Tess took a determined breath. "All right. I don't know how it happened, but somehow I've stumbled onto a movie set. If you'll just go get someone from the crew to help me, I'll get out of the way and go to a hospital, so they can x-ray my ankle. Still," she continued in a musing voice, "what did they do with the mountain? How far down that mountainside did I fall?"
"You didn't fall," the youngster said. "You just..." He shrugged his shoulders. "You just appeared."
"What!?" she jerked her head around and stared at the little boy in amazement. "What do you mean—I just appeared?"
"You scared the turkey away, too, and I was almost ready to shoot it. Good thing I saw you before I squeezed the trigger, or I might have shot you. And what's a movie?"
"Oh, good grief. You know darned well what movies are. Just like the one they're obviously shooting here. Where is everyone else?"
"You sure use funny words. There aren't even words in Cherokee like the ones you use. And there's no one else around here. Just my sister and my pa, down at our cabin. You saw Mrs. Peterson leaving. What kind of animal is a movie? Is it good to eat if I can shoot one?"
She gritted her teeth, both against the pain in her ankle and her fast-evaporating patience. "Let's start over again. My name is Tess. Tess Foster. And you are...?"

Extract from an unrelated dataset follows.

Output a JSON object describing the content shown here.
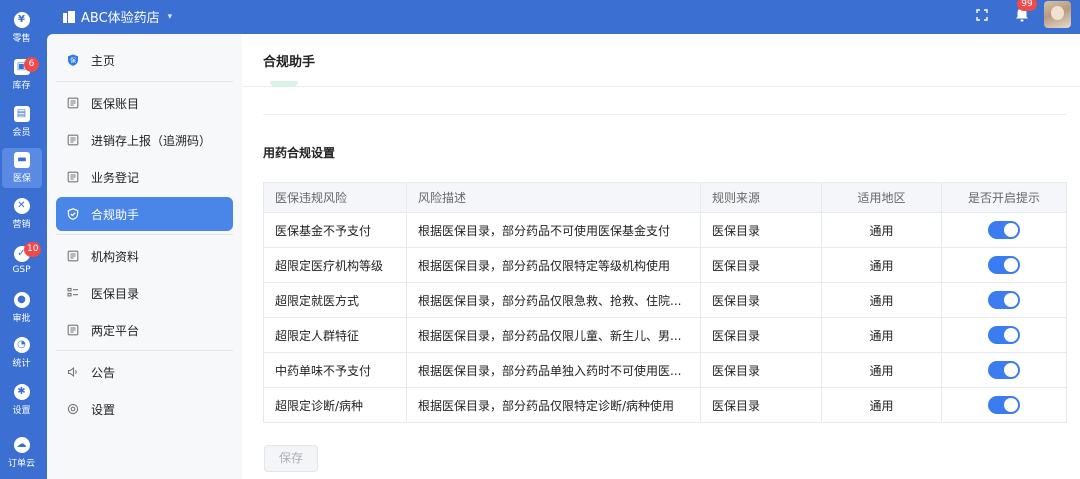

"Rain Shadow. But after I seek my vision, my name will probably change."
"Your vision?"
"Uh-huh. When I'm twelve. Grandfather said his name was Running Cub while he grew up, but now it's Silver Eagle."
"Silver Eagle?"
"My grandfather," the boy repeated patiently. "He's a shaman."
"Okay. Look, Rain... uh... Rain Shadow..."
"It's just Rain, since you're a white woman. Whites only use one word of their name when they talk to each other. My sister is Mountain Flower, but Pa just calls her Flower."
"I see," She really didn't, but this conversation wasn't making a lick of sense. "And what's your father's name?"
"He doesn't ever use his Indian name, even though he's got one that my grandfather gave him. Pa's name is Stone Chisum. He used to be a gunfighter, but he gave that up when he adopted Flower and me. 'Course, he really wasn't a gunfighter. He was a sheriff, and then a marshal. People just called him a gunfighter sometimes, because he was faster than anyone else with his gun."
Tess shook her head, her curls swirling around her face. She blew back a stray strand from her forehead, then bent to lay her forehead on her knee. Her ankle throbbed, and she tentatively rubbed her fingers above the pain.
"Pa said it was time to give up guns, anyway," Rain continued. "He said the country was gettin' civ... civilized now. Even Geronimo agreed to live on a reservation. Why, Pa says that one of these days a lot of men won't even know how to shoot a gun. Those that do will just use them to hunt animals."
Her head snapped up. "What are you talking about?"
"Guns?" Rain asked.
"No. What did you say about G... Geronimo?"
"He's Apache, not Cherokee, but I know about him. He was the last Indian to go onto a reservation with his people. Pa says there's talk of him getting permission to go around the country with Buffalo Bill's Wild West Show. He promised we'd go see that, if it ever came close enough."